Dans la gauche de la gauche on voit une icône qui aurait évité les travers du régime personnel à parti unique, le fondateur du « socialisme du XXI°s » débarrassé de la tragédie du stalinisme, un anti-impérialiste réel, etc. A droite on caricature l’ami des dictateurs, le populiste, le mauvais gestionnaire…
Or, un essai de bilan honnête pousse à se débarrasser de ces a priori tout en revenant aux fondamentaux du terrain latino-américain, décor du chavisme.
1. Le chavisme, ce populisme
Le terme même de populisme est connoté : démagogie insupportable pour les uns, volonté du peuple incarné pour les autres ! Or il est vrai que l’Amérique du Sud a connu de nombreuses expériences populistes quand un leader charismatique régnait par et pour la partie la plus populaire des citoyens, habituellement méprisés. Le chef régnant aussi contre les élites du passé, généralement stipendiées par les puissances extérieures. Ce fut le cas de Perón mais aussi de bien d’autres présidents renversés par les oligarchies locales.
Or, qu’est-il sorti de ces expériences ?
Perón, un autre populiste
Premièrement une amélioration certaine de la situation des plus modestes, une répartition des richesses (un peu) moins inégalitaire. Deuxièmement un vide politique dangereux après la mort du président. L’Argentine et bien d’autres pays connurent des troubles favorables aux élites revanchardes. Car bien souvent le leader ne préparait que peu sa succession et ne savait pas renoncer au pouvoir. Chavez changea la constitution pour se représenter sans limitation et se fit réélire pourtant déjà malade. Une faiblesse structurelle du populisme qui se survit rarement à lui-même car sans parti politique à même de servir à autre chose qu’à un alimenter la popularité du chef. Qu’en est-il au Venezuela ? Un héritier a été clairement désigné mais qu’en sera-t-il demain entre Chavistes sociaux et Chavistes militaires ?

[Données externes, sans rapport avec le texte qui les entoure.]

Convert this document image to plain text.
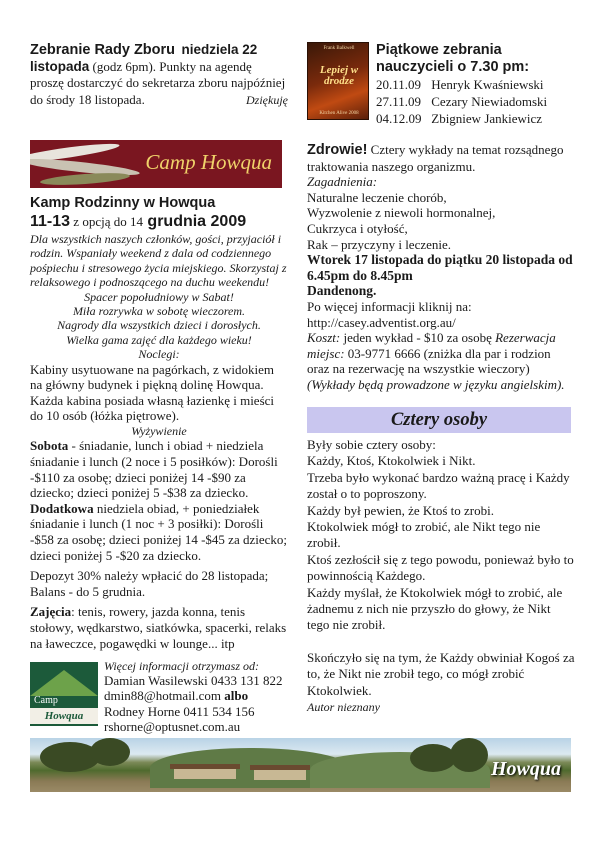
Zebranie Rady Zboru niedziela 22 listopada (godz 6pm). Punkty na agendę proszę dostarczyć do sekretarza zboru najpóźniej do środy 18 listopada.	Dziękuję

Frank Balkwell
Lepiej w drodze
Kitchen Alive 2008
Piątkowe zebrania
nauczycieli o 7.30 pm:
20.11.09 Henryk Kwaśniewski
27.11.09 Cezary Niewiadomski
04.12.09 Zbigniew Jankiewicz
Camp Howqua
Kamp Rodzinny w Howqua
11-13 z opcją do 14 grudnia 2009

Dla wszystkich naszych członków, gości, przyjaciół i rodzin. Wspaniały weekend z dala od codziennego pośpiechu i stresowego życia miejskiego. Skorzystaj z relaksowego i podnoszącego na duchu weekendu!

Spacer popołudniowy w Sabat!

Miła rozrywka w sobotę wieczorem.

Nagrody dla wszystkich dzieci i dorosłych.

Wielka gama zajęć dla każdego wieku!

Noclegi:

Kabiny usytuowane na pagórkach, z widokiem na główny budynek i piękną dolinę Howqua. Każda kabina posiada własną łazienkę i mieści do 10 osób (łóżka piętrowe).

Wyżywienie

Sobota - śniadanie, lunch i obiad + niedziela śniadanie i lunch (2 noce i 5 posiłków): Dorośli -$110 za osobę; dzieci poniżej 14 -$90 za dziecko; dzieci poniżej 5 -$38 za dziecko.

Dodatkowa niedziela obiad, + poniedziałek śniadanie i lunch (1 noc + 3 posiłki): Dorośli -$58 za osobę; dzieci poniżej 14 -$45 za dziecko; dzieci poniżej 5 -$20 za dziecko.

Depozyt 30% należy wpłacić do 28 listopada; Balans - do 5 grudnia.

Zajęcia: tenis, rowery, jazda konna, tenis stołowy, wędkarstwo, siatkówka, spacerki, relaks na ławeczce, pogawędki w lounge... itp

Camp
Howqua
Więcej informacji otrzymasz od:
Damian Wasilewski 0433 131 822
dmin88@hotmail.com albo
Rodney Horne 0411 534 156
rshorne@optusnet.com.au

Zdrowie! Cztery wykłady na temat rozsądnego traktowania naszego organizmu.

Zagadnienia:

Naturalne leczenie chorób,

Wyzwolenie z niewoli hormonalnej,

Cukrzyca i otyłość,

Rak – przyczyny i leczenie.

Wtorek 17 listopada do piątku 20 listopada od 6.45pm do 8.45pm

Dandenong.

Po więcej informacji kliknij na: http://casey.adventist.org.au/

Koszt: jeden wykład - $10 za osobę Rezerwacja miejsc: 03-9771 6666 (zniżka dla par i rodzion oraz na rezerwację na wszystkie wieczory)

(Wykłady będą prowadzone w języku angielskim).

Cztery osoby

Były sobie cztery osoby:

Każdy, Ktoś, Ktokolwiek i Nikt.

Trzeba było wykonać bardzo ważną pracę i Każdy został o to poproszony.

Każdy był pewien, że Ktoś to zrobi.

Ktokolwiek mógł to zrobić, ale Nikt tego nie zrobił.

Ktoś zezłościł się z tego powodu, ponieważ było to powinnością Każdego.

Każdy myślał, że Ktokolwiek mógł to zrobić, ale żadnemu z nich nie przyszło do głowy, że Nikt tego nie zrobił.

Skończyło się na tym, że Każdy obwiniał Kogoś za to, że Nikt nie zrobił tego, co mógł zrobić Ktokolwiek.

Autor nieznany

Howqua
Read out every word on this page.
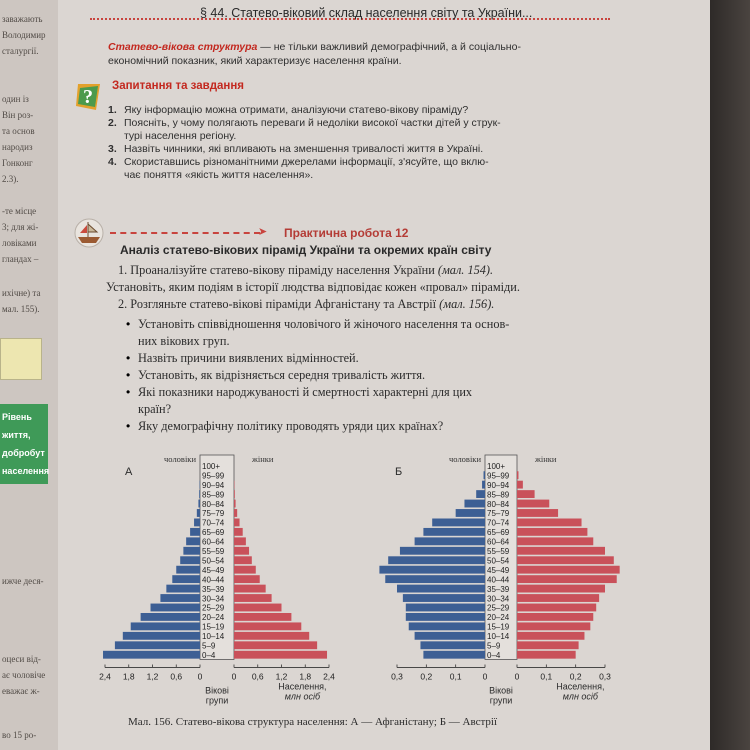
Рівень
життя,
добробут
населення
заважають
Володимир
сталургії.
один із
Він роз-
та основ
народиз
Гонконг
2.3).
-те місце
3; для жі-
ловіками
гландах –
ихічне) та
мал. 155).
ижче деся-
оцеси від-
ає чоловіче
еважає ж-
во 15 ро-
§ 44. Статево-віковий склад населення світу та України...
Статево-вікова структура — не тільки важливий демографічний, а й соціально-
економічний показник, який характеризує населення країни.
? Запитання та завдання
1. Яку інформацію можна отримати, аналізуючи статево-вікову піраміду?
2. Поясніть, у чому полягають переваги й недоліки високої частки дітей у струк-
турі населення регіону.
3. Назвіть чинники, які впливають на зменшення тривалості життя в Україні.
4. Скориставшись різноманітними джерелами інформації, з'ясуйте, що вклю-
чає поняття «якість життя населення».
➤ Практична робота 12
Аналіз статево-вікових пірамід України та окремих країн світу
1. Проаналізуйте статево-вікову піраміду населення України (мал. 154).
Установіть, яким подіям в історії людства відповідає кожен «провал» піраміди.
2. Розгляньте статево-вікові піраміди Афганістану та Австрії (мал. 156).
• Установіть співвідношення чоловічого й жіночого населення та основ-
них вікових груп.
• Назвіть причини виявлених відмінностей.
• Установіть, як відрізняється середня тривалість життя.
• Які показники народжуваності й смертності характерні для цих
країн?
• Яку демографічну політику проводять уряди цих країнах?
А
чоловіки	жінки
0–4
5–9
10–14
15–19
20–24
25–29
30–34
35–39
40–44
45–49
50–54
55–59
60–64
65–69
70–74
75–79
80–84
85–89
90–94
95–99
100+
2,4 1,8 1,2 0,6 0	0 0,6 1,2 1,8 2,4
Вікові
групи
Населення,
млн осіб
Б
чоловіки	жінки
0–4
5–9
10–14
15–19
20–24
25–29
30–34
35–39
40–44
45–49
50–54
55–59
60–64
65–69
70–74
75–79
80–84
85–89
90–94
95–99
100+
0,3 0,2 0,1 0	0 0,1 0,2 0,3
Вікові
групи
Населення,
млн осіб
Мал. 156. Статево-вікова структура населення: А — Афганістану; Б — Австрії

2. Le chavisme, un anti-impérialisme
Sans conteste Chavez a rendu le Venezuela indépendant de ses maîtres états-uniens. Ses références à Bolivar furent autant un symbole qu’un programme. Géré par le passé par des ministres soumis aux intérêts des Etats-Unis, Chavez a déclaré le pays réellement indépendant de Washington et de Miami où les ex présidents du pays fuyaient fréquemment les poches pleines (sic).
C’est cette politique qui a rendu Chavez sympathique aux adversaires du « système », cela de la galaxie communiste (Mélenchon) à une partie de l’extrême droite (Soral). Il ne refusa jamais de pactiser avec l’Iran, la Chine ou même la Libye de Kadhafi, cela sans raisons idéologiques mais simplement par solidarité anti-impérialiste.
La droite venezuelienne ne s’y trompa pas : elle tenta un coup d’Etat en 2002 et ne cessa jamais d’alimenter ses homologues européens en calomnies de bas étage au sujet du président (accusation d’antisémitisme entre autres…). La réalité a montré un homme résolu mais aussi respectueux du pluralisme politique, comme Allende en son temps.
3. Chavez, un démocrate
Contrairement à ses alliés anti-américains, Chavez ne fut jamais tenté par un régime autoritaire. Point d’opposants maltraités comme en Iran, harcelés comme en Russie ou mitraillés comme en Libye. Chavez est en cela un vrai démocrate dans la mesure où toutes les élections qu’il remporta ou rata furent transparentes au regard d’un certain nombre de critères d’égalité minimum des électeurs. Toutes les ONG honnêtes le reconnurent.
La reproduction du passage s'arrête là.